= Blatter Herbarium =

Herbarium in Mumbai, India

The Blatter Herbarium (BLAT), in St. Xavier's College, Mumbai, is a major Herbarium in India. It is listed in the Index Herbariorum, published by the International Association for Plant Taxonomy and New York Botanical Garden. The Herbarium specializes in the vascular plants of western India; algae, mosses, and fungi of Mumbai; seed samples of medicinally and economically important plants of Maharashtra, and wood samples of Maharashtra. The institute holds the largest botanical collection in western India.
==History==
The Herbarium was founded by the Jesuit priest and taxonomist, Ethelbert Blatter, SJ. It was renamed in his honour in 1941 by his associate and director of the Herbarium, Father Henry Santapau, SJ. Father Santapau went on to direct the Botanical Survey of India, and was recognized by the Indian Government with a Padmashri in 1964 for his services to Indian botany.

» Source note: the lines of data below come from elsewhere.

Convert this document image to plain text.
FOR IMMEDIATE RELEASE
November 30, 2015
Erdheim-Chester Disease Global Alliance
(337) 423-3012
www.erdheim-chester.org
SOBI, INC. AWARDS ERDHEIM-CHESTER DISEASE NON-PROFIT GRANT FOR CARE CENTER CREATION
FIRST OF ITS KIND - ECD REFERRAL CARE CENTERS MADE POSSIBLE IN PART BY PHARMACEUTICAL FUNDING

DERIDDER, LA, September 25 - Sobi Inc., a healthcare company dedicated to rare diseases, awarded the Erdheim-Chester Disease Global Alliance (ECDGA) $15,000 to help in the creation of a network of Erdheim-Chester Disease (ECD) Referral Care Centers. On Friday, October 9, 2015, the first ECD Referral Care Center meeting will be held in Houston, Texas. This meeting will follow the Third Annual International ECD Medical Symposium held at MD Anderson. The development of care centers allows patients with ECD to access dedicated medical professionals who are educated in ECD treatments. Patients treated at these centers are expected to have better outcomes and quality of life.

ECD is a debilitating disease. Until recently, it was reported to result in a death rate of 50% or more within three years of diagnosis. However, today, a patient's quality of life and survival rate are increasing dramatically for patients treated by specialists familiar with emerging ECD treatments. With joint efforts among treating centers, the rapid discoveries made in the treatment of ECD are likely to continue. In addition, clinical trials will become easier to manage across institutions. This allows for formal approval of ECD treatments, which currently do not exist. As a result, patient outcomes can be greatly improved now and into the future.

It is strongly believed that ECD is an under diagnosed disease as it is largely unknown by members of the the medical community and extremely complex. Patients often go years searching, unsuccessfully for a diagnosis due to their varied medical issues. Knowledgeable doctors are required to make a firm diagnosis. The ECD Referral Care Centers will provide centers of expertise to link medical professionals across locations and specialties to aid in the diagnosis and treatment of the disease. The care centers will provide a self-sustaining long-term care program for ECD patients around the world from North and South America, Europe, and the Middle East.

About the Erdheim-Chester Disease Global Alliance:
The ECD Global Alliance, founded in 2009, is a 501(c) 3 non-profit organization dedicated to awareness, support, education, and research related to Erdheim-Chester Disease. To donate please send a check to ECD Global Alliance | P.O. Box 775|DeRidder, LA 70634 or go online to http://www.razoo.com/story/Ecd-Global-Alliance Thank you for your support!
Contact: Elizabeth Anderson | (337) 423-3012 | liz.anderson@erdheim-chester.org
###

The two priests are regarded as pioneers in Indian plant taxonomy, and contributed over 500 scientific articles to various journals. They also wrote a number of books, like The Flora of Aden, Arabia; Beautiful Flowers of Kashmir; The Bombay Grasses; Palms of Asia; Orchids of Bombay; Medicinal and Poisonous plants of India; Flora of Khandala; Acanthaceae of Bombay, and Trees of Bombay.

The Herbarium is currently engaged in a variety of national projects, including surveys of medicinally and economically important plants of Western Maharashtra, the flora of Ratnagiri District, ethnobiology of Goa Tribals, and the trees of Mumbai.

Many scholars make use of the institute's facilities to conduct post-graduate and doctoral studies.

==Collections==
The Herbarium contains a flowering plants collection that dates back to 1816, with over 1,50,000 specimens from all over India. It maintains type materials for about 400 plants which have been identified as new species over a period of time. It holds large alga, fungus, bryophyte, pteridophyte and gymnosperm collections. It also has obtained specimens from regions like Sindh, Arabia, Australia, Germany and Switzerland.

The institute's museum preserves wood, seed and fruit samples of plants with medicinal properties. Pickled specimens of algae, fungi and lichen are also stored in the museum.

The attached library boasts of a copy of the first book printed in India - Colóquios dos simples e drogas da India (1563) by Garcia de Orta. Besides the Hortus Malabaricus (The Gardens of Malabar) by Hendrik van Rheede from 1678, the library contains a compendium of botanical literature and Indian and international journals on botany.